Die Ukraine im Gezerre zwischen Ost und West

[von Eugen von Arb] Wenn der ukrainische Präsident Wiktor Janukowitsch Russisch spricht, lächelt man in Russland über seinen Akzent. Er ist ein „Chochol“, wie die Russen ihre westlichen Nachbarn liebevoll nennen – liebevoll und meist auch spöttisch. Denn niemand nimmt die Ukrainer wirklich ernst.

So gern man in Russland die historische Wichtigkeit Kiews als Wiege der russisch-orthodoxen Kultur hervorhebt, so lächerlich findet man im Grunde genommen die unbeholfenen „Schwimmbewegungen“ der ehemaligen Sowjetrepublik in den letzten Jahren. Obschon die Ukraine formal längst unabhängig ist, betrachten sie die Russen doch weiterhin als ihren „Vorgarten“. Dementsprechend haben auch ihre Politiker den Status von „Gartenzwergen“, die man beliebig herumschieben oder austauschen kann.

Trotz der orangenen Revolution von 2004, die im Kreml als törichter Kinderstreich abgetan wird, und trotz der gescheiterten Versuche, die Ukraine mittels Sperrung der Gaszufuhr im Winter „kirre“ zu machen, weigert man sich im Kreml, die Abnabelung der Ukraine wahrzunehmen.

Leider konnte die Ukraine weder unter Wiktor Juschtschenko (2005-2010) noch unter Wiktor Janukowitsch (seit 2010) die von Tumulten durchsetzte Politik und die wirtschaftliche Instabilität überwinden. Vielmehr schien sich der Graben zwischen Moskau-orientiertem Osten und dem europafreundlichen Westen des Landes noch zu vertiefen. Es war, als würde das politische Steuer mal in die eine, mal in die andere Richtung gerissen.

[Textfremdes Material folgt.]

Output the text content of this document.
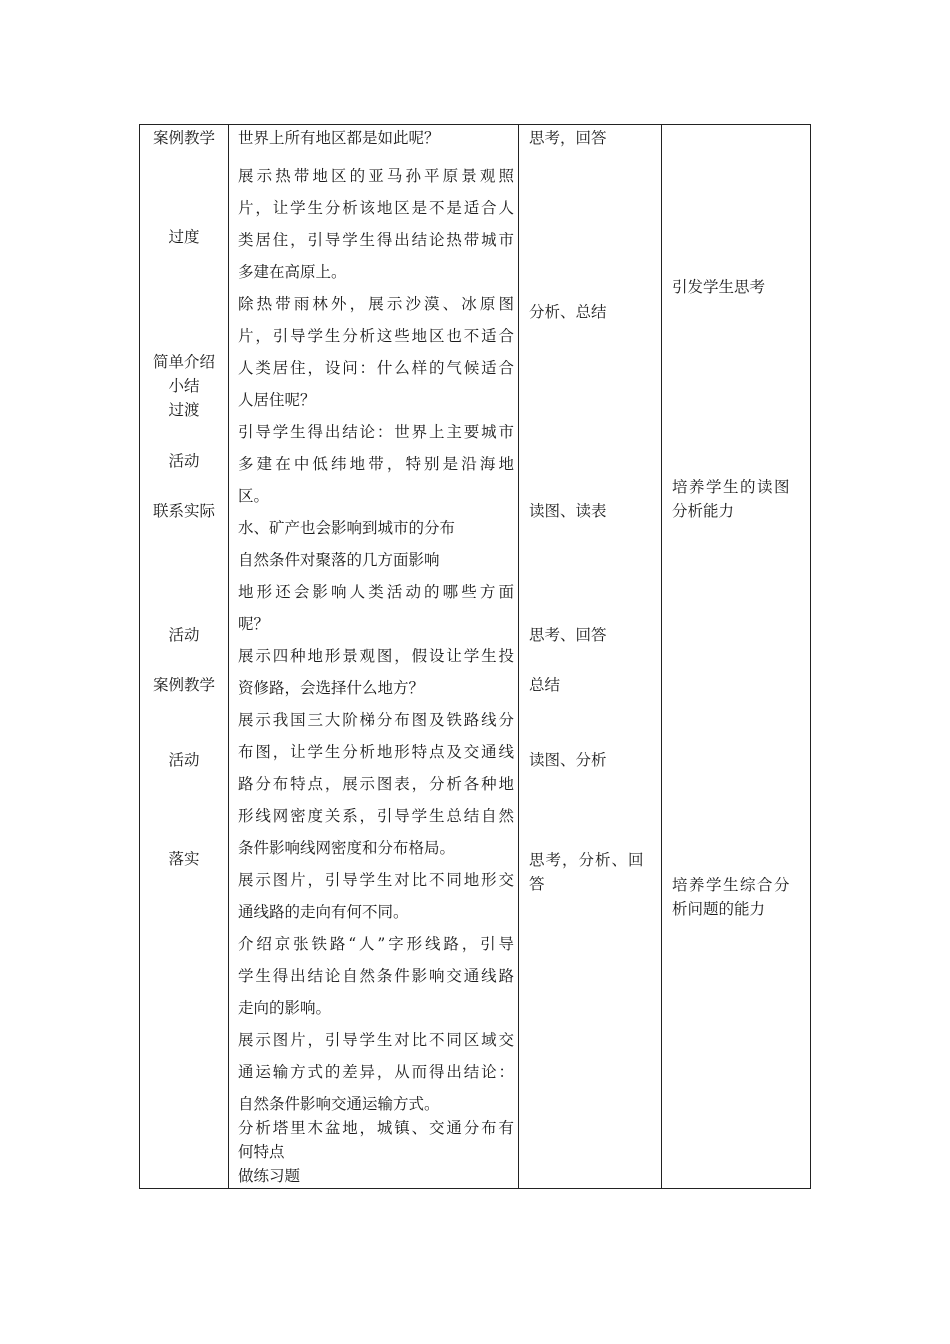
案例教学
过度
简单介绍
小结
过渡
活动
联系实际
活动
案例教学
活动
落实
世界上所有地区都是如此呢？
展示热带地区的亚马孙平原景观照
片，让学生分析该地区是不是适合人
类居住，引导学生得出结论热带城市
多建在高原上。
除热带雨林外，展示沙漠、冰原图
片，引导学生分析这些地区也不适合
人类居住，设问：什么样的气候适合
人居住呢？
引导学生得出结论：世界上主要城市
多建在中低纬地带，特别是沿海地
区。
水、矿产也会影响到城市的分布
自然条件对聚落的几方面影响
地形还会影响人类活动的哪些方面
呢？
展示四种地形景观图，假设让学生投
资修路，会选择什么地方？
展示我国三大阶梯分布图及铁路线分
布图，让学生分析地形特点及交通线
路分布特点，展示图表，分析各种地
形线网密度关系，引导学生总结自然
条件影响线网密度和分布格局。
展示图片，引导学生对比不同地形交
通线路的走向有何不同。
介绍京张铁路“人”字形线路，引导
学生得出结论自然条件影响交通线路
走向的影响。
展示图片，引导学生对比不同区域交
通运输方式的差异，从而得出结论：
自然条件影响交通运输方式。
分析塔里木盆地，城镇、交通分布有
何特点
做练习题
思考，回答
分析、总结
读图、读表
思考、回答
总结
读图、分析
思考，分析、回
答
引发学生思考
培养学生的读图
分析能力
培养学生综合分
析问题的能力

Das führte in Brüssel offenbar zum Trugschluss, die Ukraine müsse wie eine reife Frucht in den EU-Schoß fallen. In völliger Verkennung der Lage glaubte man, mittels plumper Druckversuche die Oppositionspolitikerin Julia Timoschenko freipressen und das Land auf Westkurs bringen zu können. Dabei vergaß man, dass die Unabhängigkeitsbestrebungen der Ukraine oft genug von ihren Nachbarn in Ost und West missbraucht worden waren und man davon in Kiew mittlerweile die Nase gestrichen voll hat.

Auch wenn der Timoschenko-Prozess noch so politisch motiviert ist, so mussten die Manipulationsversuche aus Brüssel als Einmischung in die inneren Angelegenheiten verstanden werden. Die Drohungen Brüssels, „unfolgsamen“ ukrainischen Politikern die Einreise zu verweigern, konnte ebenfalls nur zu einer Verstärkung der Trotzhaltung führen.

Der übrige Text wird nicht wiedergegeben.